Evet bugün 24 Kasım öğretmenler günüydü. Yani rüyanın günü. Her öğretmenin hayali. Bugün öğretmenler için okulda bir program düzenleniyordu. Öğrencileri öğretmenleri için şiirler okuyacak ve güzel bir gün geçireceklerdi. Bugün rüya için her anlamda çok güzel geçmişti. Çünkü dün akşam Özgür görevden dönmüş ve Rüya ile birlikte uyumuştu. Sabaha kadar saçlarını okşamıştı.
Şimdi kuzucukları Rüya ve diğer öğretmenler için şiirler hazırlamış ve sevgi gösterisinde bulunuyorlardı. Tabii ki bu güzel programı izlemeye Turan timi de gelecekti. Çünkü bugün onların işi burada koruma yapmaktı. Program başlamış her şey çok güzel gidiyordu. Bugünün anlam ve önemi için Rüya sahneye çıkmış ve konuşma yapacaktı. Ama o anda bir şey olmuş ve rüya'nın kulakları sağır olacak bir sesle çınlamıştı. Bağrışmalar çağrışmalar ve Özgür'ün Rüya diyen sesi. Ne olmuştu neden her yer cehenneme dönmüştü. Niye her yer yanıyordu. Bomba mı patlamıştı. Hadi bomba patlamıştı. Rüya gözlerini kapatırken son gördüğü şey cehenneme dönmüş Bir okuldu her yer alev alev yanıyordu...

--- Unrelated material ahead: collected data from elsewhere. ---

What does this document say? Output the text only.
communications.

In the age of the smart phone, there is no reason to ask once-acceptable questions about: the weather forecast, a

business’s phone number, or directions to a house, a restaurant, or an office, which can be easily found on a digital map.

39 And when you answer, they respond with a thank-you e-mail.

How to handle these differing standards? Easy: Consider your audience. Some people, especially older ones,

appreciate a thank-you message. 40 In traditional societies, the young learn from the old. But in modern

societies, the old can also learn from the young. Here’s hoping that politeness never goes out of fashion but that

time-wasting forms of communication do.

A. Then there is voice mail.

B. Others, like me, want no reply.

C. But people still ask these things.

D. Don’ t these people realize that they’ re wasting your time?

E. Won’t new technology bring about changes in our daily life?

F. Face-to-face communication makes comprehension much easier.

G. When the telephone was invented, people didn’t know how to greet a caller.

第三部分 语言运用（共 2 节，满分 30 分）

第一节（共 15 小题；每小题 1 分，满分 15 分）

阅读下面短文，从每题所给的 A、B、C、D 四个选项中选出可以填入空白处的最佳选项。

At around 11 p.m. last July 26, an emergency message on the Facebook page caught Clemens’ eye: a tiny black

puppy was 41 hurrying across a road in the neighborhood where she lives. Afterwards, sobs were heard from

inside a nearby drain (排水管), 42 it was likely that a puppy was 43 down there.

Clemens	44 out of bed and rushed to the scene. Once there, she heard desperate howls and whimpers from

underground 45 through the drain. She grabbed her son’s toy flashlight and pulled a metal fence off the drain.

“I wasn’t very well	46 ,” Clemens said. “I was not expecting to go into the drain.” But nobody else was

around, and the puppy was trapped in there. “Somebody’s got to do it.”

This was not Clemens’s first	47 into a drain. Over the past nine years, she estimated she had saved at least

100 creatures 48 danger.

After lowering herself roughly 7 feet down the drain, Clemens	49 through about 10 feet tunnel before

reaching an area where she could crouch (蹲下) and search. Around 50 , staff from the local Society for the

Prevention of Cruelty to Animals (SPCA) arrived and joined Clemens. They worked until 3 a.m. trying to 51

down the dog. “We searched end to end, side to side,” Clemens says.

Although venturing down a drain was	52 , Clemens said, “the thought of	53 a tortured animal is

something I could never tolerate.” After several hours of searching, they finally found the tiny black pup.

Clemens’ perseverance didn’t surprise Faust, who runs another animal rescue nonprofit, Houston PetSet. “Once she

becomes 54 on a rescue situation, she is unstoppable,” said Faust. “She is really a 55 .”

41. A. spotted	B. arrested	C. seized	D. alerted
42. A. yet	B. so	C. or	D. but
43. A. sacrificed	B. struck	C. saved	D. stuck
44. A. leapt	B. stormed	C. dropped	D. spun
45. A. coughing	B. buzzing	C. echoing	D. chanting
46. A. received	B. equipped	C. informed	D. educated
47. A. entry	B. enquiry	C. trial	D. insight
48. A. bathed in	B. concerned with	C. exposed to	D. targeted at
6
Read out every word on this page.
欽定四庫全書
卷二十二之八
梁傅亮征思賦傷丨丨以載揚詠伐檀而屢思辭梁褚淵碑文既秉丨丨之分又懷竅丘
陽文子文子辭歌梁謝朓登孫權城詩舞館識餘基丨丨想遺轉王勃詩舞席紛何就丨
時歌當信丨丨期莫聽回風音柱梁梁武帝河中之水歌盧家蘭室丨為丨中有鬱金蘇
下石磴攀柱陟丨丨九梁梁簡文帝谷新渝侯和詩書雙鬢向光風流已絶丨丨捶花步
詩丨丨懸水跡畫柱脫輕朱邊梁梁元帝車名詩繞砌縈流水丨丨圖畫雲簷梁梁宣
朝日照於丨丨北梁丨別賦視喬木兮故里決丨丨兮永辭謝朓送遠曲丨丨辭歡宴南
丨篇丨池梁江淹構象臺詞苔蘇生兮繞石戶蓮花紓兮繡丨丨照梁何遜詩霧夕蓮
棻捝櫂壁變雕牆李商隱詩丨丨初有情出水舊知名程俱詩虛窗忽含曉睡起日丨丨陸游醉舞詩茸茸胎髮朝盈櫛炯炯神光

Evet arkadaşlar ben geldim. Yavaş yavaş kaosa girmeye başladık artık. O zaman klasik sorulara geçelim. Timde en sevdiğiniz karakter hangisi.
Siz bu konuda neler düşünüyorsunuz sizce bu bölüm nasıldı.
Kitapta olmasını istediğiniz bir sahne var mı. Lütfen yorumlarda buluşalım sizi çok seviyorum çiçeklerim kendinize iyi bakın....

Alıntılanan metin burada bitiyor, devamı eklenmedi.